As a construction worker, the last thing you want to hear is that the number of accidents taking place is on the rise. You do your best to stay safe; you wear safety equipment as required and try to do your job within the guidelines you’re given. Not all workplaces are 100 percent safe, but using common sense and following guidelines for safety can help. With increasing safety laws and better protective equipment, your safety should be guaranteed, right?
That’s not the case, according to this article documenting data from 2014. It reports that on-the-job deaths and injuries have increased for 2014 with a worker dying around once every two hours every day of the year.
The Death on the Job report, which is issued each year, stated that there were 3.4 deaths per 100,000 workers in 2014, which is up from the previous year. In 2013, the total was 3.3 deaths per 100,000 workers.

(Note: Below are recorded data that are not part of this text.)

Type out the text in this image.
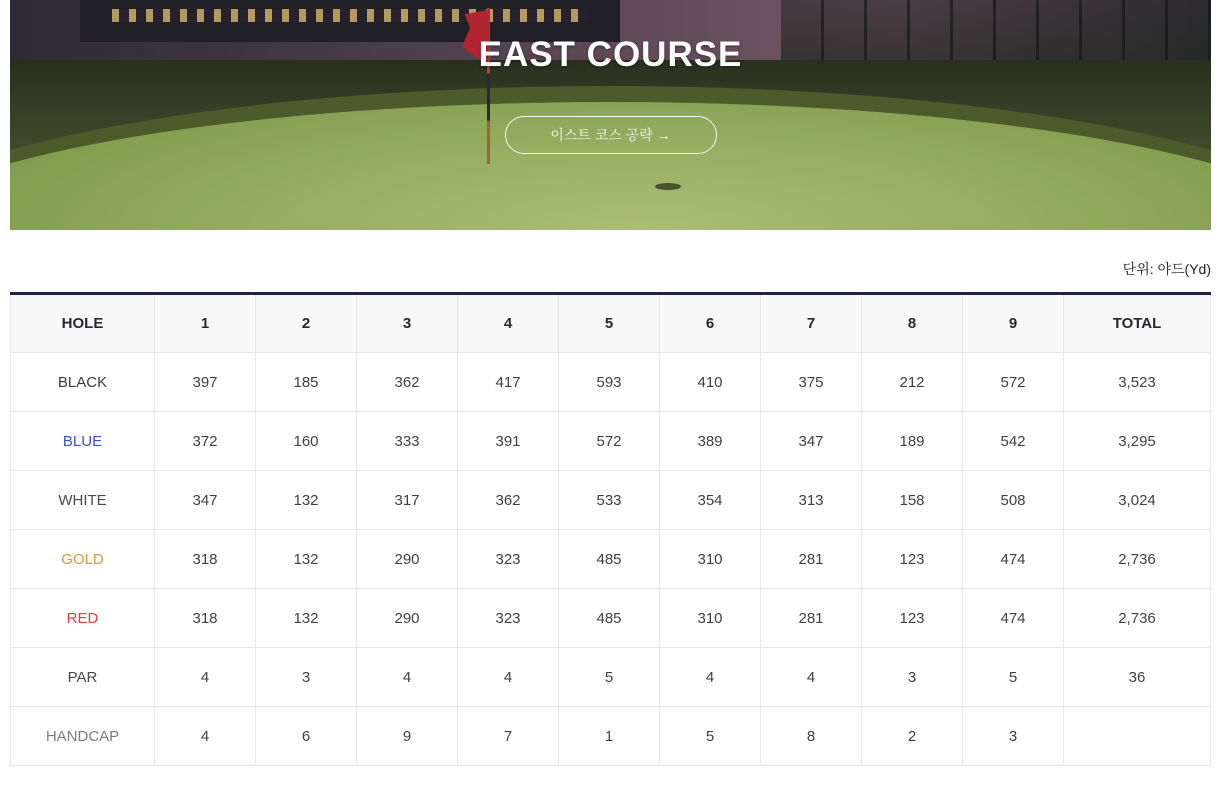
EAST COURSE

이스트 코스 공략 →
단위: 야드(Yd)
HOLE	1	2	3	4	5	6	7	8	9	TOTAL
BLACK	397	185	362	417	593	410	375	212	572	3,523
BLUE	372	160	333	391	572	389	347	189	542	3,295
WHITE	347	132	317	362	533	354	313	158	508	3,024
GOLD	318	132	290	323	485	310	281	123	474	2,736
RED	318	132	290	323	485	310	281	123	474	2,736
PAR	4	3	4	4	5	4	4	3	5	36
HANDCAP	4	6	9	7	1	5	8	2	3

The number of deaths reported in the document rose substantially from 4,585 in 2013 to 4,821 in 2014; That doesn’t include the farm workers who have passed away from illnesses such as black lung disease or silicosis. Although the numbers are increasing, and that’s a troubling sign, another issue is that not all worker deaths and injuries are reported. That means the data is incomplete and can’t be fully vetted.
The most-fatal occupations are in farming, logging, oil wells and refining, construction and fishing. In total, 899 construction workers were killed on the job in 2014, and most of those workers died from preventable falls.